Dans une première chronique consacrée au premier coffret (publiée le 3 décembre 2017), nous avons savouré les opus composés durant les années heureuses. La seconde (publiée le 2 février 2018) se penchait sur la production musicale d’une âme affligée par une succession de deuils et marquée par les horreurs de la guerre, dite de Trente Ans.

Le second coffret propose un troisième itinéraire à notre désir de mieux connaître ce musicien qui a su concilier la tradition et la modernité. Passeur de la nouvelle musique italienne en terres germaniques, ses Symphoniae sacrae font résonner des sonorités insolites dans les chapelles princières. Fervent luthérien, il tisse des Passions austères mais qui empoignent le cœur des fidèles. Enfin, doté d’une inépuisable capacité d’invention, il ouvre de nouvelles perspectives, comme ses Historiae (de la Nativité ou de la Résurrection) qui préfigurent les Oratorios de la fin du Grand Siècle.

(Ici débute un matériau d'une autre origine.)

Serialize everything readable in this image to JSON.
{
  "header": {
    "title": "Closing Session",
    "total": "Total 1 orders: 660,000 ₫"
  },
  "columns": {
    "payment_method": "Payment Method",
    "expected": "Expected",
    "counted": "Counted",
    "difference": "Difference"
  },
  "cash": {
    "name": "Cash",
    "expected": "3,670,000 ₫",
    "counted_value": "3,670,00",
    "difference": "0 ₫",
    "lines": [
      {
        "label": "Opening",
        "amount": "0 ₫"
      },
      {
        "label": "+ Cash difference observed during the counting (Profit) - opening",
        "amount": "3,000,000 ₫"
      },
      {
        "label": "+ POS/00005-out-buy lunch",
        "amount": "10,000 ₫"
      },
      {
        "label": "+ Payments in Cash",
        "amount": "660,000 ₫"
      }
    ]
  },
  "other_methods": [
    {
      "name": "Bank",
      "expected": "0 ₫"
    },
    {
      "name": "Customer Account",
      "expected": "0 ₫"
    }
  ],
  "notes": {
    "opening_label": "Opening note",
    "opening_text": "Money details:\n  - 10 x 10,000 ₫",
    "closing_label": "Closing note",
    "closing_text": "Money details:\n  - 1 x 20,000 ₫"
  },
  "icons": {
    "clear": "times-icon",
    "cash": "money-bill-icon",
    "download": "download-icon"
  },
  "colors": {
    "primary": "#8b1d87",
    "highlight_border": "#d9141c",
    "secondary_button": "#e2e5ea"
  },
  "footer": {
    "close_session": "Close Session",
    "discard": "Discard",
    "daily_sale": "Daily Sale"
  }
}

1. Le cycle des Symphoniae Sacrae

A première vue, les Symphoniae Sacrae forment un assemblage singulier. Un peu à l’image (lointaine) de la Tétralogie dans l’œuvre de Richard Wagner. Pour autant, cette perception ne se confirme pas à l’écoute des quatre CD enregistrés sous la direction de Hans-Christoph Rademann. En réalité, l’équivoque résulte de l’évolution de nos langages. Si, d’une façon intemporelle et universelle, le terme sacrae fait référence aux différentes manières de pratiquer une religion, la symphonia désigne des productions musicales qui, au cours des derniers siècles, ont changé de nature et de forme. Alors, comment Schütz  la concevait-elle? La définition qu’en donne Jean-Jacques Rousseau nous paraît correspondre à celle que pouvaient partager Schütz et ses contemporains : « Ce mot… signifie, dans la musique ancienne, cette union des sons qui forment un concert… (La symphonie des Grecs) ne formait pas des accords, mais elle résultait du concours de plusieurs voix ou de plusieurs instruments, ou d’instruments mêlés aux voix chantant ou jouant la même partie » (Dictionnaire de musique – 1767). Héritières lointaines de la mousikè grecque, les Symphoniae sacrae, les Cantiones sacrae (1625) ou autres geistlische Konzerte (concerts spirituels) désignent, en fait, un même genre musical.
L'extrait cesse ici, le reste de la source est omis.